メンバーが同じ合宿所に住む中、加橋かつみさんだけはひとり離れて暮らすようになるなど、距離が出来ていきました。
脱退劇と失踪騒動
加橋かつみさんは何度も脱退の意思を事務所に伝えますが認められず、最終的に1969年3月5日、渋谷のレッスン中にスタジオを離れて失踪。
当初はメディアに「失踪」と報道されましたが、これは実際には加橋かつみさんの脱退希望を受けて渡辺プロダクションが仕組んだ「脱退劇」でした。
渡辺プロダクションは、加橋かつみさんを特別に解雇することがザ・タイガースの人気低下につながると恐れ、あたかも加橋さんが自発的に失踪したように見せかけました。
その間、加橋かつみさんとその母親は事実上ホテルに拘束され、外部との連絡を絶たれていました。
この意図的な隔離によって加橋かつみさんが自由に行動できない状況を作り出したのです。
この「自発的失踪」体裁の脱退劇は、メンバーにも事前に知らされておらず、大きな戸惑いと衝撃を与えました。
ザタイガースの解散コンサートと復活コンサート
ここからは、ザタイガースの解散コンサートと復活コンサートや、ザ・タイガース再結成時に作られた曲について詳しくお伝えしていきます。
ザタイガースの解散コンサート
解散コンサートの概要
- 日時:1971年1月24日
- 場所:日本武道館
- コンサート名:「ザ・タイガース ビューティフル・コンサート」
特徴と内容
- コンサートは日本武道館で大観衆を前に開催され、ニッポン放送で生中継され、テレビ(フジテレビ)でも録画放映されました。
- セットリストには「僕のマリー」「モナリザの微笑」「君だけに愛を」などのヒット曲が含まれ、盛大で感動的なステージとなりました。
- 解散発表は1970年12月7日に既にされており、当日の楽屋では加橋かつみさんのステージ参加を巡ってメンバー間で意見が分かれ、最終的に加橋さんはステージに上がりませんでした。
ザタイガースの復活コンサート
2013年復活ツアーの概要
- 日程:2013年12月3日(日本武道館)から12月27日(東京ドーム)まで、全国8ヶ所でライブを実施。
- 主な会場:日本武道館、東京ドーム、京セラドーム大阪、名古屋国際会議場ほか。
- メンバー構成:沢田研二、岸部一徳、森本太郎、瞳みのる、加橋かつみ。
最終公演では岸部四郎も体調不良ながら登壇し「イエスタデイ」を歌唱しました。 - 動員:約10万人を集める大成功となりました。
コンサート内容と特徴
- ライブは第1部でビートルズなど洋楽カバー、第2部では「花の首飾り」「君だけに愛を」「色つきの女でいてくれよ」など往年のヒット曲を披露。
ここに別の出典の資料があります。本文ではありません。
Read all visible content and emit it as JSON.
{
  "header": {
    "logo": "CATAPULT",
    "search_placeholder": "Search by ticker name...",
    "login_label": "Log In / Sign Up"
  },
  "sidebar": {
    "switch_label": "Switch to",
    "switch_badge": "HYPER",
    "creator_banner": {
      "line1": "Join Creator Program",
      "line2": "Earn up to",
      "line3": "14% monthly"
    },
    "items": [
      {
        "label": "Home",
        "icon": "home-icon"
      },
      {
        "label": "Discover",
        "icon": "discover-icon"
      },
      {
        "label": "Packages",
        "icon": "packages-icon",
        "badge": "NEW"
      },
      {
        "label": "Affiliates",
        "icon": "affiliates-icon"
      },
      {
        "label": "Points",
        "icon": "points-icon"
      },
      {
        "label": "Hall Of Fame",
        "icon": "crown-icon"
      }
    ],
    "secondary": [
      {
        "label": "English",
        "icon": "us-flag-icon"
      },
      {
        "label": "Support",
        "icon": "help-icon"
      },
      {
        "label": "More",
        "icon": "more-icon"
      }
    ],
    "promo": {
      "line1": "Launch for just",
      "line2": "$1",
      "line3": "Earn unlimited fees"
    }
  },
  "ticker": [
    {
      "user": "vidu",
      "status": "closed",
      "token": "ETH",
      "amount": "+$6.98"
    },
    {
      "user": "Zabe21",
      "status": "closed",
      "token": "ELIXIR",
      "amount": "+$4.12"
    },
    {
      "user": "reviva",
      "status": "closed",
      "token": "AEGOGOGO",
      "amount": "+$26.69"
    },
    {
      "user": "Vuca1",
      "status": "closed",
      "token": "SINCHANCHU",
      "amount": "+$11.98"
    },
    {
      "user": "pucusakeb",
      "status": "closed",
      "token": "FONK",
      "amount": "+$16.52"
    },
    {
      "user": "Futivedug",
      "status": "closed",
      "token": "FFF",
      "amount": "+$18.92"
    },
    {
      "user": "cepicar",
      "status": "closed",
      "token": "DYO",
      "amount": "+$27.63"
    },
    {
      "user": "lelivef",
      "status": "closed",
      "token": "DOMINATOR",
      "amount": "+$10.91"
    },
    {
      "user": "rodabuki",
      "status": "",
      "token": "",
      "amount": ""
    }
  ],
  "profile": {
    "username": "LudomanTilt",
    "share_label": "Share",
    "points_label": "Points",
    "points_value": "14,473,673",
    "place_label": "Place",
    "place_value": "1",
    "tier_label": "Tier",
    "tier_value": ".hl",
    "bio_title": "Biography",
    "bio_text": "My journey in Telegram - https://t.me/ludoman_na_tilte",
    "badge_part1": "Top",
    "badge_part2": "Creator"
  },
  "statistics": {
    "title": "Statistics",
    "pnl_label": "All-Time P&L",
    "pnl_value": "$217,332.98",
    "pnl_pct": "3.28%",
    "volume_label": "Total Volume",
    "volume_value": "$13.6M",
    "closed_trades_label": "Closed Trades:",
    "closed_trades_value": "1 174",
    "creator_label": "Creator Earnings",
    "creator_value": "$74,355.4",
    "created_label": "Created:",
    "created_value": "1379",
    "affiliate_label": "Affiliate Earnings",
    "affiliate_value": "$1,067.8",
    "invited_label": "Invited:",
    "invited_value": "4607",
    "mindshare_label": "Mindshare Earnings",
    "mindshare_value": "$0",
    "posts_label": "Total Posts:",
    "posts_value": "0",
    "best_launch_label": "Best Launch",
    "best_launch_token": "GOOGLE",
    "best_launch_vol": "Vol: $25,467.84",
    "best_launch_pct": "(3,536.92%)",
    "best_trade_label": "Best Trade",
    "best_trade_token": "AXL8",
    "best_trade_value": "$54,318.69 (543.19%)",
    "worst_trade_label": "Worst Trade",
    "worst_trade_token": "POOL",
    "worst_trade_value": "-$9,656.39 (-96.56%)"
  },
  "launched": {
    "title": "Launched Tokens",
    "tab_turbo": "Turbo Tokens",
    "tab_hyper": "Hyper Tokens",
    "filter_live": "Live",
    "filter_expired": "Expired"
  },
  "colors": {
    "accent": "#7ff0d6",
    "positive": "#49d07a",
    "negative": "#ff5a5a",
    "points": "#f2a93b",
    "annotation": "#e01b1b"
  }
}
- チャリティシングル「THE TIGERSのWhite Christmas」なども制作され、各メンバー自ら役割分担し、サポートメンバーなしの“5人だけの演奏”を貫きました。
- ファンとの交流やトーク、サイン会などもあり、温かみあるイベントとなり、復活を「奇跡」と絶賛する声も多く寄せられました。
再結成時に発表された「色つきの女でいてくれよ」
「色つきの女でいてくれよ」はザ・タイガースが1982年に「同窓会」名義で再結成した際に発表されたシングル曲です。作詞は阿久悠、作曲と編曲は森本太郎が担当しました。
1982年2月5日にリリースされ、「十年ロマンス」に続く復活プロジェクト第2弾シングルとして制作されました。
また、「色つきの女でいてくれよ」はコーセー化粧品のイメージソングとしても使われ、ザ・タイガースにとって12年ぶりにオリコンチャートのトップ10にランクインしたヒット曲でした。
まとめ
ザ・タイガースの解散理由は、メンバー間の確執や事務所との不和、そして時代の変化による音楽シーンの変動が重なった結果でした。
夢を追いかけた彼らの軌跡は、多くの人々の心に今も深く刻まれています。
最後までお読みいただきありがとうございました。